What topics have been neglected and need further research?
Kanaaneh Much writing on gender in the Middle East fails to address many of the rapid changes that have been taking place such as consumerism and the huge impact this has had on gender relations, the female versus male body, gendered concepts of leisure work and fun. This reluctance to engage such major changes perhaps lies in the fact that they make the field seem less exotic, but also because they make simple theories of resistance and power defunct.
In what area have we made significant progress, and how should we define “progress”? What should be an agenda for the future?

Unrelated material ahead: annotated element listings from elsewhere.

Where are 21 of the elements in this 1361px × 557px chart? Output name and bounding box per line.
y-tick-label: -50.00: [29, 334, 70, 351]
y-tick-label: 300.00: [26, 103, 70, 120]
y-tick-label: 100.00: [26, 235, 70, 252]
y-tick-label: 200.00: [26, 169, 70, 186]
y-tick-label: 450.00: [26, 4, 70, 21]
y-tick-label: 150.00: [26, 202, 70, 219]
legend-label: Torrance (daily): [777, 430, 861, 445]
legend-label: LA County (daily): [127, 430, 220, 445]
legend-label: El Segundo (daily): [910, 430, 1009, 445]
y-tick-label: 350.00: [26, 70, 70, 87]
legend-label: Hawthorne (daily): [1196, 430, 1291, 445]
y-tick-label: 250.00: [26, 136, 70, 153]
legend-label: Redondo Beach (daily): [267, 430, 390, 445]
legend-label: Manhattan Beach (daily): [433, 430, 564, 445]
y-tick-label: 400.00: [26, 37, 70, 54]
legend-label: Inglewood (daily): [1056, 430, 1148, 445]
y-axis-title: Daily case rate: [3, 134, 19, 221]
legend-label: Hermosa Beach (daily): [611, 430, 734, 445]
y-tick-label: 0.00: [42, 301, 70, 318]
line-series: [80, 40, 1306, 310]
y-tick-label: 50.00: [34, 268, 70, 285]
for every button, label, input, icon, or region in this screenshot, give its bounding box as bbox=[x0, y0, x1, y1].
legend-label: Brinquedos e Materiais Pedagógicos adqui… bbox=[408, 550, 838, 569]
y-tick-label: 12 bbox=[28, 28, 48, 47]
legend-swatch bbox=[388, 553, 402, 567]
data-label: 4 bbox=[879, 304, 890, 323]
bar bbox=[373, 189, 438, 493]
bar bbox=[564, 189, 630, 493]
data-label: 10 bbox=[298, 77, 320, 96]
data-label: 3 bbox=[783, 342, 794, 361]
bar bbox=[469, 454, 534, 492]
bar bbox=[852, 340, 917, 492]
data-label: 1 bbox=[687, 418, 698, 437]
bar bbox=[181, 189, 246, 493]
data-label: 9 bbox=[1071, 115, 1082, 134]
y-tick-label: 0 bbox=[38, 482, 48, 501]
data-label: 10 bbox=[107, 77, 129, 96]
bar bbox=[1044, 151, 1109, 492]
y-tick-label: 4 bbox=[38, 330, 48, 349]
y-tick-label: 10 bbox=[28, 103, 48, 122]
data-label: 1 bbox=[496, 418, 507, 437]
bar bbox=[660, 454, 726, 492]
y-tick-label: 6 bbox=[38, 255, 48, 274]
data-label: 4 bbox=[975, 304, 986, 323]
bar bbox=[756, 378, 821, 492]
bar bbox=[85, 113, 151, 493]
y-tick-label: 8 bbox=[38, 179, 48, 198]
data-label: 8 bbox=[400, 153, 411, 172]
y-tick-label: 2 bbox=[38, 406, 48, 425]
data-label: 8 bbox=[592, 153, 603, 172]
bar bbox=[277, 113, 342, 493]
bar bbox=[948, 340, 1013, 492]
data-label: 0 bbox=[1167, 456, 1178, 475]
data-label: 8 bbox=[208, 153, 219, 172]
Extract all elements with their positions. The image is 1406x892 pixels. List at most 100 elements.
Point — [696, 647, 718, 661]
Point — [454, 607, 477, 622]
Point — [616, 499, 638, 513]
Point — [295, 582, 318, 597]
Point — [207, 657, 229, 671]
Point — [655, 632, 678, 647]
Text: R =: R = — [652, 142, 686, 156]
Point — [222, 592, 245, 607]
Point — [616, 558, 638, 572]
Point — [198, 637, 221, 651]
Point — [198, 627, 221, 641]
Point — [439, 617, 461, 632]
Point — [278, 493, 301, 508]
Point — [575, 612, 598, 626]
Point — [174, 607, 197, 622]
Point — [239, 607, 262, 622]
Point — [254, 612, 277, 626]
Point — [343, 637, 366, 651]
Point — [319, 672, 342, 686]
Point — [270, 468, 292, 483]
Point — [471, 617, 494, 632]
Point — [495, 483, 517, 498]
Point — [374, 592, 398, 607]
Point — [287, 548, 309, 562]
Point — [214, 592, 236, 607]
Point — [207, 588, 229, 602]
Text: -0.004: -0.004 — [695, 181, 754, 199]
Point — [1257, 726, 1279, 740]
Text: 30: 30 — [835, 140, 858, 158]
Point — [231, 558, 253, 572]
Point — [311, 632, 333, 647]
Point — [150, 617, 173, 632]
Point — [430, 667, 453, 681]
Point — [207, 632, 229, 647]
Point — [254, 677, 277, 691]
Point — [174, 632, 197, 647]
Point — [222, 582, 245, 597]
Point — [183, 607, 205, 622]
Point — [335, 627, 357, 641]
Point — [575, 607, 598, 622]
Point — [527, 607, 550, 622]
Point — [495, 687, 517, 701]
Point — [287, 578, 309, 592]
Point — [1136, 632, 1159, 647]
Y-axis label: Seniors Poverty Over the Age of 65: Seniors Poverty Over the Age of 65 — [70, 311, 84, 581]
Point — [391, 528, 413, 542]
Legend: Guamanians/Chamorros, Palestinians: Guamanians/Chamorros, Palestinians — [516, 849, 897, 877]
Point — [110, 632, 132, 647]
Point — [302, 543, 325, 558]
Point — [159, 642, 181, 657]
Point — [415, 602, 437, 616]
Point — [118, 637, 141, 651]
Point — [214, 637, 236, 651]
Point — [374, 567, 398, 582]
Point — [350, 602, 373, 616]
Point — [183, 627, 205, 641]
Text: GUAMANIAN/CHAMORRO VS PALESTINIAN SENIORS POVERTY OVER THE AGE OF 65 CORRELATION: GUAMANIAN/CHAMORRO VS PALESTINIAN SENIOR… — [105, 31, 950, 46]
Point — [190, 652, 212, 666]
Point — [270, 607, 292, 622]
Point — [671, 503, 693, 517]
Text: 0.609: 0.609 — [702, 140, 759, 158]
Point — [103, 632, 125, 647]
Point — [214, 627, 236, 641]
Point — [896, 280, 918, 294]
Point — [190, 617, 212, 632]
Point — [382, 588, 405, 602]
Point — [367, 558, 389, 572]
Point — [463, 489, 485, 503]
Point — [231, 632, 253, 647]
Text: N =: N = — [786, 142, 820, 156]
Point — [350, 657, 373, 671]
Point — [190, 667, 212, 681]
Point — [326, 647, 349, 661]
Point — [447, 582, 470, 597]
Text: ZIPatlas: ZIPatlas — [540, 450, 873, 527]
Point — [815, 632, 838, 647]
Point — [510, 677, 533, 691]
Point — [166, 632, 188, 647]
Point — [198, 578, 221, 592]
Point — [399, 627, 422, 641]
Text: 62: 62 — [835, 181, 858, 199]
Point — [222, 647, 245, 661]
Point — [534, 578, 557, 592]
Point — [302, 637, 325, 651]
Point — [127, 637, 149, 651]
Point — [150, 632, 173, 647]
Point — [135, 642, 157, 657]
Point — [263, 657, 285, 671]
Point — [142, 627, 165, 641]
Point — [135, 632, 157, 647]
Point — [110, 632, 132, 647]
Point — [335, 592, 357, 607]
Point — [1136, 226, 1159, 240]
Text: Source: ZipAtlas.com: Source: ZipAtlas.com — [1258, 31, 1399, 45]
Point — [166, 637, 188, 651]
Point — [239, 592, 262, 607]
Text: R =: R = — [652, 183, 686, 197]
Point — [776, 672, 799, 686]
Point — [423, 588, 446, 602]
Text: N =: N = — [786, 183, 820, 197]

Khater While there is lip service given to the field of women’s studies within Middle East studies, the fact is, we do not have much support. I fear that this field is being marginalized rather than integrated. A way to get around this is to ask questions that naturally situate women at the center of larger issues; we have to write in a comparative way within the field of gender. How do women experience nationalism and how do their experiences define that movement are some of the new questions scholars are asking. These kinds of connections will be instrumental in making “women” part of the “central” debates within Middle East studies.
Kanaaneh I think it is important to look beyond academe. If mainstream media continue to print stereotyping and sensationalist articles, and indeed they do, then we have not come very far. On October 18, 1997 the New York Times published such an article, “Women Marked for Death, By Their Own Families,” on Pakistani girls in England threatened with death by their fathers and brothers because they trespassed rigid “ancient social customs.” Such stories are still acceptable to, even highly sought after by, American readers and viewers. To challenge such stories, activism, “outreach” and wider appeal beyond academia are essential.
Cainkar Progress is having your work read, cited and used by researchers not interested in the Middle East. Progress is becoming a power against anti-Arab/anti-Muslim racism.